By the same date, the TUC wants 50% of energy coming from renewable sources. It recommends investing clean technology in disadvantaged communities to help revive them, and to create a more sustainable manufacturing sector.

A more prominent role for trade unions is also recommended. The TUC point to how the relationships between German businesses and German trade unions are a noble example in how unions and employers cooperate to maximise the benefits and minimise risks brought by the Fourth Industrial Revolution.

They note that: “German unions are engaged with their government and with employers on how to maximise the benefits, and minimise the risks, of the fourth industrial revolution. Airbus in Germany has negotiated an agreement with its unions which guarantees that no jobs will be lost, and no salaries cut, as a result of this technology.”
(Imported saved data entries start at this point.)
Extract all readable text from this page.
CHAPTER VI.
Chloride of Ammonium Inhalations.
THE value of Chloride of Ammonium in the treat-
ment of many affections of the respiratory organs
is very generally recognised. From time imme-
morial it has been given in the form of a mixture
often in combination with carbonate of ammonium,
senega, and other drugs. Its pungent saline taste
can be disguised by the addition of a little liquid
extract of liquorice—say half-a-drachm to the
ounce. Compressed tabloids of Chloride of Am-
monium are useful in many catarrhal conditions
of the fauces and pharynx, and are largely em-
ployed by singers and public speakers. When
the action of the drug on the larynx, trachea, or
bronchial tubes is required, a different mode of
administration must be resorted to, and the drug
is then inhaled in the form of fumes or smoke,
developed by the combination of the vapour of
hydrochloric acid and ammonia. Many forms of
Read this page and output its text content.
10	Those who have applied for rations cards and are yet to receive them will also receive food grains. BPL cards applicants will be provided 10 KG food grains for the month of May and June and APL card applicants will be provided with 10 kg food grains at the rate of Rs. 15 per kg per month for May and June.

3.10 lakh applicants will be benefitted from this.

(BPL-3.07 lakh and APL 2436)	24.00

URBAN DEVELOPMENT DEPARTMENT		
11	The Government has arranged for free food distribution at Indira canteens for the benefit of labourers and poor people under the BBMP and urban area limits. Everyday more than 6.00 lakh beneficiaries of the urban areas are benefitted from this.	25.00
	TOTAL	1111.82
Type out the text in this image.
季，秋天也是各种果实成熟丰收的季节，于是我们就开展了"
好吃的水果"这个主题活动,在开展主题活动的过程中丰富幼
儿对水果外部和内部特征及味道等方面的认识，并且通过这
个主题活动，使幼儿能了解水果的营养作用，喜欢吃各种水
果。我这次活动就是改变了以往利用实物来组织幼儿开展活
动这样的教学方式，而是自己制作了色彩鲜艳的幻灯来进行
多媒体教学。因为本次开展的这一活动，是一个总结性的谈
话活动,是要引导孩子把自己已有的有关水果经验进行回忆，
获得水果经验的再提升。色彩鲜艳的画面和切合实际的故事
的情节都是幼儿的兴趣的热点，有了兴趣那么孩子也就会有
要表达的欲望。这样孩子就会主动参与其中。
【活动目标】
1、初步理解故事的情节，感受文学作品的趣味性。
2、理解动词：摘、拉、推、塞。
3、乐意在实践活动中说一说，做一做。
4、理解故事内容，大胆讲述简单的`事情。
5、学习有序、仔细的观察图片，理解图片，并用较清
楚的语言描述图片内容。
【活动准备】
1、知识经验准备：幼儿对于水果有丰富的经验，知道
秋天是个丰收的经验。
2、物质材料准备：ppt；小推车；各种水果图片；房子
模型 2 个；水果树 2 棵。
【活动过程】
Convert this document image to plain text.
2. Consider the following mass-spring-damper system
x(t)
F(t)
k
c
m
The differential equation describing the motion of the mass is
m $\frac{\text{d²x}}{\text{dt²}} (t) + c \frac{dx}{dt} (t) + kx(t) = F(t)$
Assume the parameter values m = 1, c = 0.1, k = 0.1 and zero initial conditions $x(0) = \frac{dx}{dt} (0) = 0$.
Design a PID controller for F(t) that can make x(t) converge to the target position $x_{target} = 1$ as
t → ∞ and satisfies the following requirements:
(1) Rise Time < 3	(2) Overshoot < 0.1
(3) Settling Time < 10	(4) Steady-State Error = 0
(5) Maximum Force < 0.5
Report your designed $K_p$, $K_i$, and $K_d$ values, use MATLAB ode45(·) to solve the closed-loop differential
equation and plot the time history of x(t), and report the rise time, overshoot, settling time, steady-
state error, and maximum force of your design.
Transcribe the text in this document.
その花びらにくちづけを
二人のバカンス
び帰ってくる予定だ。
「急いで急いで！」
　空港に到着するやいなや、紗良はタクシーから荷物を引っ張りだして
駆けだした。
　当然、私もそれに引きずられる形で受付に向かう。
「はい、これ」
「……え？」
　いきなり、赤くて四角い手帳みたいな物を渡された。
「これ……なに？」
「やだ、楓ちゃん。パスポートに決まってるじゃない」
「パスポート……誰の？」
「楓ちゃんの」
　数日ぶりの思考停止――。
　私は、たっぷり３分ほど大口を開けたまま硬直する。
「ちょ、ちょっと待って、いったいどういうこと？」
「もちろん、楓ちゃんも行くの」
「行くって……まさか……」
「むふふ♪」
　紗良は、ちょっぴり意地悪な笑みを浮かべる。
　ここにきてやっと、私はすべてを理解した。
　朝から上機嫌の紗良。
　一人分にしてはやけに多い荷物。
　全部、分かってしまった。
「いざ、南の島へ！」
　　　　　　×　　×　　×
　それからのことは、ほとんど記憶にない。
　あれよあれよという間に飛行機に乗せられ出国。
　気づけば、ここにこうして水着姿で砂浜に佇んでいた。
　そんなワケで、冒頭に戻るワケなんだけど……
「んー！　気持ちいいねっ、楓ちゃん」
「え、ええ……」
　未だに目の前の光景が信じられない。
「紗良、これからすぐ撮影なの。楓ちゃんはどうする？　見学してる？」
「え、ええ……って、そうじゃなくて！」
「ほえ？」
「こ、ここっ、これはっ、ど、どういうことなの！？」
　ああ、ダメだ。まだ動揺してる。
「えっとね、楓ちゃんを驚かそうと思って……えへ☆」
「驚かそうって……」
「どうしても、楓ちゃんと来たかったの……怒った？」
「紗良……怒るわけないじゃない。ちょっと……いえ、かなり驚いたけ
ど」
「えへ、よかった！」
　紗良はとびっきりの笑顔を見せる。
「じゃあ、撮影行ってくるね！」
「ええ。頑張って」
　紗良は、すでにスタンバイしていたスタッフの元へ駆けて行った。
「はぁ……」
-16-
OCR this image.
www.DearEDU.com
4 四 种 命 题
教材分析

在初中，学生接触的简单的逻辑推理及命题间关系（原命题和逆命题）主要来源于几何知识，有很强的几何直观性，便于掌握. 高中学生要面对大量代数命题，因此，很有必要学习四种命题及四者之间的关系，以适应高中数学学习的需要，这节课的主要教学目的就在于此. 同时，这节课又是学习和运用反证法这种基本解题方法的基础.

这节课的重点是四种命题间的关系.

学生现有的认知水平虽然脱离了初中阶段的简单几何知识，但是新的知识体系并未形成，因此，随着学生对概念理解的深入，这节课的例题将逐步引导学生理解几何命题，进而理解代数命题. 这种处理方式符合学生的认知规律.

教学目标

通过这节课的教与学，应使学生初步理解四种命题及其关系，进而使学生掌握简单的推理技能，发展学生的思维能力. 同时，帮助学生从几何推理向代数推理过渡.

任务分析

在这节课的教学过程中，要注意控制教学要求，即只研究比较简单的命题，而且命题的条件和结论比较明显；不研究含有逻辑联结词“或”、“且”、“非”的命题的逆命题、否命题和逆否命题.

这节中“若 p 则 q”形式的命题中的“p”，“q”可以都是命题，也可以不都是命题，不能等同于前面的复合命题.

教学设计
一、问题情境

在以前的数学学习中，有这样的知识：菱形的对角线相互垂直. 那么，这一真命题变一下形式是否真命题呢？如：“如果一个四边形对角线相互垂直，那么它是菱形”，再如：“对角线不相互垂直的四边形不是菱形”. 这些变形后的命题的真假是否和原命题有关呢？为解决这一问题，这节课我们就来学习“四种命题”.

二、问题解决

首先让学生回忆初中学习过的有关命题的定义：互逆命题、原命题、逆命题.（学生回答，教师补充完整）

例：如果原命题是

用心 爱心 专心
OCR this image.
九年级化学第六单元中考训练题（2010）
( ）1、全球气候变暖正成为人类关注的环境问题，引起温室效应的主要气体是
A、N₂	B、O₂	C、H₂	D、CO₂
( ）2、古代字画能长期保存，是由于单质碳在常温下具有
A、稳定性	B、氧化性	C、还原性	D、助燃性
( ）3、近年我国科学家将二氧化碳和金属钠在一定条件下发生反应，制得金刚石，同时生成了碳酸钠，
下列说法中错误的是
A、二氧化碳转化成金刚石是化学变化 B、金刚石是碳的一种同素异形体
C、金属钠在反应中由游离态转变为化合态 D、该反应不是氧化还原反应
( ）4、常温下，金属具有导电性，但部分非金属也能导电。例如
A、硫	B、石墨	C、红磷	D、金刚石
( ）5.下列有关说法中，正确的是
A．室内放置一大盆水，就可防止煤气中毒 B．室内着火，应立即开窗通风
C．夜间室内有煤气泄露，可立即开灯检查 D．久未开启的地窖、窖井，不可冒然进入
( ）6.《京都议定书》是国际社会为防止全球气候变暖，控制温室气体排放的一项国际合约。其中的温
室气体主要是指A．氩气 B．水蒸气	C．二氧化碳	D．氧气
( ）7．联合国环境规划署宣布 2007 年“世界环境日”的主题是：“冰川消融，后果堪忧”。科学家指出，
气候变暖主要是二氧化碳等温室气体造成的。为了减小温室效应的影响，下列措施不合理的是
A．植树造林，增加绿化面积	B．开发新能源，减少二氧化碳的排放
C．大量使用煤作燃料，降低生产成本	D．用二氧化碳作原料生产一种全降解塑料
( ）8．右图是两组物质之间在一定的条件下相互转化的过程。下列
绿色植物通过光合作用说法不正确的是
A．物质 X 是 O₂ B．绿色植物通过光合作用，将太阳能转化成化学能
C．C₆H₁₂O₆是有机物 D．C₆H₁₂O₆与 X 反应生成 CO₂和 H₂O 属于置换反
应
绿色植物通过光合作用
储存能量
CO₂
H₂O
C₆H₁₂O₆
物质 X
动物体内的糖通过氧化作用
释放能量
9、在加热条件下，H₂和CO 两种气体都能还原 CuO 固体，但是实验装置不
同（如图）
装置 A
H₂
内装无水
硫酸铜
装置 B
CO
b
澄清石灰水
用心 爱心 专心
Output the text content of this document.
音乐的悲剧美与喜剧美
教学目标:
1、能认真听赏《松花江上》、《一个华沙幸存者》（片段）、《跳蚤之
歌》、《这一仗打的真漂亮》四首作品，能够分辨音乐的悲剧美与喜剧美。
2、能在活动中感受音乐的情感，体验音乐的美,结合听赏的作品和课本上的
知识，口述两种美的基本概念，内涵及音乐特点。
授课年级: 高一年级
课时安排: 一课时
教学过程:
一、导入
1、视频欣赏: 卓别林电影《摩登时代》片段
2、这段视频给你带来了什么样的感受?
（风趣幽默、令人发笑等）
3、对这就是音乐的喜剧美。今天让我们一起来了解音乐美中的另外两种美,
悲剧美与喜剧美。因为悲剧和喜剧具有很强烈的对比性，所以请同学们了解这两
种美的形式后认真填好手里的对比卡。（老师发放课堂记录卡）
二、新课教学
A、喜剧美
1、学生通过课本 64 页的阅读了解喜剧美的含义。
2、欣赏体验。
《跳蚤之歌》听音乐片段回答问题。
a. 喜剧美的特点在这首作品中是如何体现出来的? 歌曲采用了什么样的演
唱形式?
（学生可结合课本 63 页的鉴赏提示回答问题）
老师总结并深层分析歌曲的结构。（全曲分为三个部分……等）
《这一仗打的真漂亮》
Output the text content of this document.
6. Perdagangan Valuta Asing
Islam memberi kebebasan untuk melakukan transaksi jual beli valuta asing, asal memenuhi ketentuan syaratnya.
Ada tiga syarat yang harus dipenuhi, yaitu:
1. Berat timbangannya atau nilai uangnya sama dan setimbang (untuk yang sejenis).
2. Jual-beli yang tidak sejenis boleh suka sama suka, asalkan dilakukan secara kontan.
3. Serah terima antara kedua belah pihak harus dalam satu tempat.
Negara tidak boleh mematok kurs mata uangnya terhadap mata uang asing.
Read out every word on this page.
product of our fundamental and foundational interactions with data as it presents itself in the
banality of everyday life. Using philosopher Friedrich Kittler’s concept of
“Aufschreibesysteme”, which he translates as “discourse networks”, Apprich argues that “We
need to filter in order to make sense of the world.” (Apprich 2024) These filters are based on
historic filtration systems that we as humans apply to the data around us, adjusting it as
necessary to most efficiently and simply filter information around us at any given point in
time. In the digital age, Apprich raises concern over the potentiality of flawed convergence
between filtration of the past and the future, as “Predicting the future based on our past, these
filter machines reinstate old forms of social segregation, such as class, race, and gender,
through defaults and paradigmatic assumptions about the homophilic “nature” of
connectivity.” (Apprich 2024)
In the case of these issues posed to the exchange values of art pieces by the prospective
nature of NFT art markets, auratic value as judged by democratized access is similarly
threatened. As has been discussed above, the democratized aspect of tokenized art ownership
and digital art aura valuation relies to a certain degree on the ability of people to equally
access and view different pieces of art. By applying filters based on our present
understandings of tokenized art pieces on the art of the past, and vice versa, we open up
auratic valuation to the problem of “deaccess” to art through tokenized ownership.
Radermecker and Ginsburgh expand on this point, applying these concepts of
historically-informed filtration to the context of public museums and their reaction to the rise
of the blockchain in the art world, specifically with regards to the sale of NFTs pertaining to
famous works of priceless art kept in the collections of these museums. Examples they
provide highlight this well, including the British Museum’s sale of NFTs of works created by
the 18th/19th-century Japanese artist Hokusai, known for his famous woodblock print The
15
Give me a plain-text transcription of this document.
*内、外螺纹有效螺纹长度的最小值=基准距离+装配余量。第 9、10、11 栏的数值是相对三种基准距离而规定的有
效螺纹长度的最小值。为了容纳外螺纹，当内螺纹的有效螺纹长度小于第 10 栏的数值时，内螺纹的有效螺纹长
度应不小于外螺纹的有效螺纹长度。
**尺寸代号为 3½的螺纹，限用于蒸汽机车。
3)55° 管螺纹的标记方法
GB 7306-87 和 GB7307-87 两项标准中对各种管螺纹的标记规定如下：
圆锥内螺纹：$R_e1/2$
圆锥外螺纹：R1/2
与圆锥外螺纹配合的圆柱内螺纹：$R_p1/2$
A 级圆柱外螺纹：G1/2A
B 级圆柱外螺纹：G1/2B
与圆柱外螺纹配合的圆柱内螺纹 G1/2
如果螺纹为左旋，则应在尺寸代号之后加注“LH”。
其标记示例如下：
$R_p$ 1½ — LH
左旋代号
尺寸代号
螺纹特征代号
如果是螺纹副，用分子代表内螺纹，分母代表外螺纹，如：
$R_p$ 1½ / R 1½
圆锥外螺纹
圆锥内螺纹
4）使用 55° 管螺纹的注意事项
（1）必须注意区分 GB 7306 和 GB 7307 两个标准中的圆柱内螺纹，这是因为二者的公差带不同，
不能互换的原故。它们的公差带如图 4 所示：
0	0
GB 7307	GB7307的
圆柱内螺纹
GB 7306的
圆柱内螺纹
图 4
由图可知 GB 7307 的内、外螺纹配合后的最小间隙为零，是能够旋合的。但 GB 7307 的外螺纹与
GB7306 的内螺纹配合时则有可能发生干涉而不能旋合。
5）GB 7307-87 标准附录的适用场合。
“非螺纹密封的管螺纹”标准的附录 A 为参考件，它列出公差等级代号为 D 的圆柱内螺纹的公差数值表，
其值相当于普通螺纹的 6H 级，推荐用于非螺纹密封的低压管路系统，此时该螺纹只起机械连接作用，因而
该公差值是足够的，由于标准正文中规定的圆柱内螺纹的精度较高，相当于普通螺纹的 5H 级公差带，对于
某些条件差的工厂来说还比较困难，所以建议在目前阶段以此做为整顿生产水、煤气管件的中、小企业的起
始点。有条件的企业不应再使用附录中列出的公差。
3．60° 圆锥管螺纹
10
Full representation of trade unions on the Industrial Strategy Council and sector deals are recommended. So is a better focus on health and safety. In particular, the TUC are worried that the growing frequency of hybrid jobs, where humans cooperate with a robot or smart system to perform tasks, could cause more psychological problems for workers. As Maximilian Waclawczyk of the German metalworkers’ union, IG Metall writes in the report, “industrial policy is feasible within the meaning of good work and sustainable management.”

More and better skills training must be embraced to prevent low-skilled workers falling behind from the inexorable technological changes taking place. Maddie Scott from EEF, the manufacturers’ organisation, says employee upskilling is highly important to fully realise the benefits of 4IR.

Also, she says, there are not enough people coming into industry to cover those leaving, so companies “must look to the existing capabilities they have in their workforces…in order to make technology implementation a success and ultimately, to achieve their firm’s growth ambitions.”

The “report is about the future of manufacturing employment,” says the TUC. It notes that Britain has a rich industrial heritage and is home to world-class manufacturing companies, such as Rolls-Royce and BAE Systems. “Manufacturing employment has a bright future in the UK,” it remarks, “if guided by an intelligent industrial strategy, supported by employers and unions.”